Never forget that you can leave again—
Andrea Scrima’s autobiographical novel follows an American artist living in Germany back to the US and her family origins
Review of Like Lips, Like Skins for the Frankfurter Allgemeine Zeitung
By Maria Frisé (excerpt, April 8, 2022)

“I’d never survive in the US,” Andrea Scrima once said in an interview. At the time, the reference
was to Trump’s America—but one could also apply it to her family background, which she’s portrayed in two unequivocally autobiographical novels (A Lesser Day, and now Like Lips, Like Skins). A scholarship to the art academy enabled the author to move to Germany; she lives in Berlin and has since taken on German citizenship. Yet again and again, the past catches up with her, and feelings of guilt surface. Should she have stayed to protect her younger brother from the violence-prone mother, who tyrannized her four children and silent husband? This is one of the stories Scrima tells in Like Lips, Like Skins.

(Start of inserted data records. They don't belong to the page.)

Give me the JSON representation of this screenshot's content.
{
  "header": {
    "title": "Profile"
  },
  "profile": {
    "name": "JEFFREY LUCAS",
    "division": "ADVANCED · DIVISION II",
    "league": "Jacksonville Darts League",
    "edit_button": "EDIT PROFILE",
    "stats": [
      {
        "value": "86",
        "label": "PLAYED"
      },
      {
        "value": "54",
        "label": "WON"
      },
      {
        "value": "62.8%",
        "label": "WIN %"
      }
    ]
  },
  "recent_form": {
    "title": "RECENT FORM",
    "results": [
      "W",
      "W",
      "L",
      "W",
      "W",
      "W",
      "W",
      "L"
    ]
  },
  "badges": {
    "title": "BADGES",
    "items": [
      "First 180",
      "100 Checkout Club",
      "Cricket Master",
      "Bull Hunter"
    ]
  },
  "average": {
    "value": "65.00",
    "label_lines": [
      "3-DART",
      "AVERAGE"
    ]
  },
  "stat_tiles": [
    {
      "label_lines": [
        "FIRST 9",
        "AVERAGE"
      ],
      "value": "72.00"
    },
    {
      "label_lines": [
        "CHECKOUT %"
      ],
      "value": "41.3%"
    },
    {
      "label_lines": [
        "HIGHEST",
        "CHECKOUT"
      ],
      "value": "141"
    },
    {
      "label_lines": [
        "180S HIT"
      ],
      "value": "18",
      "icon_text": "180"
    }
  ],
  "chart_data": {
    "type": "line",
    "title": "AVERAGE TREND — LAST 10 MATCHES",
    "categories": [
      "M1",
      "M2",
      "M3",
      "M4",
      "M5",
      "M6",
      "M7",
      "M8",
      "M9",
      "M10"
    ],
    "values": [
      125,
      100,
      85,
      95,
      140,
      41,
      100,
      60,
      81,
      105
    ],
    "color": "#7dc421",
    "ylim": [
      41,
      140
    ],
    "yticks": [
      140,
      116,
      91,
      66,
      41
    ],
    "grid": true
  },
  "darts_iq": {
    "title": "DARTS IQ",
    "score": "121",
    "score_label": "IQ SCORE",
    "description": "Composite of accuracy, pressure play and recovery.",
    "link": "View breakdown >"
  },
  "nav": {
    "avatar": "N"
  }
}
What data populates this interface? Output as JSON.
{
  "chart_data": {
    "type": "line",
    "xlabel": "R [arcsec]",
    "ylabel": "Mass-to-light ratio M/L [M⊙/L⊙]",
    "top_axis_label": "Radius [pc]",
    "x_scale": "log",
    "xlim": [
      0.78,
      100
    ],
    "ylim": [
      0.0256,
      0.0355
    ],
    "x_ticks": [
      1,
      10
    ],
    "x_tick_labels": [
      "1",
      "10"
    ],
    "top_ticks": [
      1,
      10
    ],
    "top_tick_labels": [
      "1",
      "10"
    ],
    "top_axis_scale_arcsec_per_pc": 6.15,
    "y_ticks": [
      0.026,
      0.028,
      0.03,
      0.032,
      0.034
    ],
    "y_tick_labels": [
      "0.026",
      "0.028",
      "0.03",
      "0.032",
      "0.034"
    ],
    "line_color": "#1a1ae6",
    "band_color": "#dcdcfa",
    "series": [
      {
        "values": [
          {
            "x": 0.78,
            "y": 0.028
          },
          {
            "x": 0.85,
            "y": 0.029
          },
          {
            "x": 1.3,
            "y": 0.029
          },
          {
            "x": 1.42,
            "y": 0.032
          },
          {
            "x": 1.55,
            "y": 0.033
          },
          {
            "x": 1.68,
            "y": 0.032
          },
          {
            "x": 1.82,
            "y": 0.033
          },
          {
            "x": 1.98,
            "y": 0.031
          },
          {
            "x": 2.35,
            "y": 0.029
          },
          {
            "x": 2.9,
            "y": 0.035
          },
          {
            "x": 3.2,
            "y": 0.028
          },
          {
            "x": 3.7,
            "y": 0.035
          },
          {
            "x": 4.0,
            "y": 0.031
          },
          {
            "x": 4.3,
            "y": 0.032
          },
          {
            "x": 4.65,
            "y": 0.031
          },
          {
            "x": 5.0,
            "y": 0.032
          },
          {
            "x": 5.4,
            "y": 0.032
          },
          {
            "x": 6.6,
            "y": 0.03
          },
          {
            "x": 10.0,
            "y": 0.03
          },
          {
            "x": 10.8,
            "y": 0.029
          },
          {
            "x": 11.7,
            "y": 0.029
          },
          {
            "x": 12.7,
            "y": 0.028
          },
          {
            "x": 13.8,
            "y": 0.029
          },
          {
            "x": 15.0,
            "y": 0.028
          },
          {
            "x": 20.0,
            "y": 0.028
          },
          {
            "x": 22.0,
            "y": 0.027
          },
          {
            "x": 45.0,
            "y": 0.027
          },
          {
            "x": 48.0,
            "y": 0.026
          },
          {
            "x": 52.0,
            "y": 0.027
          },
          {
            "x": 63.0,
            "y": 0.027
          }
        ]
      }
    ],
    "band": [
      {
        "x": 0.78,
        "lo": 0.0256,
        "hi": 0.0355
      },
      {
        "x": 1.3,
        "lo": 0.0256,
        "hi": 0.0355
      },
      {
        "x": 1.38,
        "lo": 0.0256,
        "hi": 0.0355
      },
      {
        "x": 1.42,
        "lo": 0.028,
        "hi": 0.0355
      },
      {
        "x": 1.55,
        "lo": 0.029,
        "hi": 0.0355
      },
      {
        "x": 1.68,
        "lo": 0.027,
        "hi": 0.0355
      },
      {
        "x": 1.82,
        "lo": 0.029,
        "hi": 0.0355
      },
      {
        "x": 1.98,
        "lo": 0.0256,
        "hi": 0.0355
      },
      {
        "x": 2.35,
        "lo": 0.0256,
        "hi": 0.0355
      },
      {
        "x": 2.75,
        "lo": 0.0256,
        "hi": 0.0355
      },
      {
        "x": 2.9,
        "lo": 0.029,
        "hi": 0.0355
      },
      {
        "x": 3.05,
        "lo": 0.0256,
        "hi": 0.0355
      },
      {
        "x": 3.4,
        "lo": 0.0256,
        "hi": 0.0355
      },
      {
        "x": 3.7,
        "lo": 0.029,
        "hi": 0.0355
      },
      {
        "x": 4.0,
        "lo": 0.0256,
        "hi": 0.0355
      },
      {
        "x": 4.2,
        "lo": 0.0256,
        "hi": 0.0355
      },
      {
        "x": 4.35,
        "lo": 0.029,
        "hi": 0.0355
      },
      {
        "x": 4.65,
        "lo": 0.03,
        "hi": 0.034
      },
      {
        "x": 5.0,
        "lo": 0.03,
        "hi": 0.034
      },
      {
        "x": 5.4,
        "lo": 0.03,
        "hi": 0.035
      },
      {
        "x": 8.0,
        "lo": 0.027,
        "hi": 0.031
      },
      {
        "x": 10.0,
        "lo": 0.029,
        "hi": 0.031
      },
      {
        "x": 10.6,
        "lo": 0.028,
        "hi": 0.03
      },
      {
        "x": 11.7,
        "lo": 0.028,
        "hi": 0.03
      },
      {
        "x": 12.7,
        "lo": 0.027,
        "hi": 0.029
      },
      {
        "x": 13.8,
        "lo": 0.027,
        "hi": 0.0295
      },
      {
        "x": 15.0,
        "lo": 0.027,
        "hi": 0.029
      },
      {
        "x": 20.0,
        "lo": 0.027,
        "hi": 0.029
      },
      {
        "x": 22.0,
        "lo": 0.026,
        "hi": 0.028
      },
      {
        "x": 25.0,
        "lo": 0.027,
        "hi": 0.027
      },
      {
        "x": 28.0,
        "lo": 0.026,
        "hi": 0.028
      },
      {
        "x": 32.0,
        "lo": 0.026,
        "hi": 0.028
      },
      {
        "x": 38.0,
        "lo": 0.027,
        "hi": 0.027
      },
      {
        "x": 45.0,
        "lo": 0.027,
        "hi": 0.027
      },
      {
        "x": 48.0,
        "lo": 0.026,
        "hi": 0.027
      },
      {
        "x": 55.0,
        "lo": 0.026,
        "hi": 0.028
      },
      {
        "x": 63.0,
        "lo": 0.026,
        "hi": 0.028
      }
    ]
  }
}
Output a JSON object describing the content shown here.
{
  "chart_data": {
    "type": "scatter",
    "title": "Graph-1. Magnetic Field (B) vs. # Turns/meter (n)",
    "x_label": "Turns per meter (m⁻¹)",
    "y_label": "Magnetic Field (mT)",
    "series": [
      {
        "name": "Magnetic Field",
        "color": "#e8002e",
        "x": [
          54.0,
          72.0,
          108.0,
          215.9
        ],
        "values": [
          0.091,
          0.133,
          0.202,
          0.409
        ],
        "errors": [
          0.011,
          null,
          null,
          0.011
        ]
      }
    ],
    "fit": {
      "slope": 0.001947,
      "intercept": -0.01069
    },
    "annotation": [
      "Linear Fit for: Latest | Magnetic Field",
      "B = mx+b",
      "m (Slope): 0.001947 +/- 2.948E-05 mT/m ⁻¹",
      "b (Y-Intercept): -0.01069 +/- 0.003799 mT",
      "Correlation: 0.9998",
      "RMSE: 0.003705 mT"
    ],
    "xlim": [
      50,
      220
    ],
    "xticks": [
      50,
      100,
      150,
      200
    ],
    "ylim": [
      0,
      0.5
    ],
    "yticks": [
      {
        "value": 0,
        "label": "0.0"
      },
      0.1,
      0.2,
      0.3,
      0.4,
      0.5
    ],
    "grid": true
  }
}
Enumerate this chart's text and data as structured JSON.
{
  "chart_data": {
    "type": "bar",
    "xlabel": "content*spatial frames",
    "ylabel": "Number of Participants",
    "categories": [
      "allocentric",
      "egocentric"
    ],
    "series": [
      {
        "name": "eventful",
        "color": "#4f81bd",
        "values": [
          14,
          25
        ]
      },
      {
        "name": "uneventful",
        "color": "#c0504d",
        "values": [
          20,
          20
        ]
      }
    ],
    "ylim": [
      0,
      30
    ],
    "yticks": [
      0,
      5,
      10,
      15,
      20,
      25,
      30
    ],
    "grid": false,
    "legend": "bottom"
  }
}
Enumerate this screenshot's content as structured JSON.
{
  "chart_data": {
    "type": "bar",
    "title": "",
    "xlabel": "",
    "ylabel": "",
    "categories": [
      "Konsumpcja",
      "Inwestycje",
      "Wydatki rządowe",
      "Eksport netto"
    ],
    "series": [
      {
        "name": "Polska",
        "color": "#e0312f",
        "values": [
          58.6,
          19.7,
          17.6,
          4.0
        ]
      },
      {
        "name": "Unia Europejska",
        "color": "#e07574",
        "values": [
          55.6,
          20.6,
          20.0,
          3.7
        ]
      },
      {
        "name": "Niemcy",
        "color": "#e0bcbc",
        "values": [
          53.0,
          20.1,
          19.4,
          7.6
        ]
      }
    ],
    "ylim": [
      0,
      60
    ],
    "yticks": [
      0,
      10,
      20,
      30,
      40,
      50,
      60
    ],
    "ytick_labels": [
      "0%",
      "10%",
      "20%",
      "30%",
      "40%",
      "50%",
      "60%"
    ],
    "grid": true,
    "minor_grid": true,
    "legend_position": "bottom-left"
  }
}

The novel’s protagonist Felice is, like Andrea Scrima, an artist, and an exhibition sends her back to her native New York. Her hopes that things might have improved in her absence prove to be in vain. “Never forget that you can leave again”—this is what her partner tries to impress upon her as she’s departing Berlin. But before long, she falls prey to the past and the mother’s sudden fits of rage. When she visits the old house on Staten Island or the Burger King she worked in at the age of fifteen in a first step toward gaining independence from her family, she becomes immersed in painful memories from childhood.
Andrea Scrima is a powerful storyteller with a confident command of the German language.
In collaboration with Christian von der Goltz, she translates her English-language manuscripts into German, as she’s now done masterfully for Like Lips, Like Skins (German edition: Kreisläufe, Literaturverlag Droschl, 2021).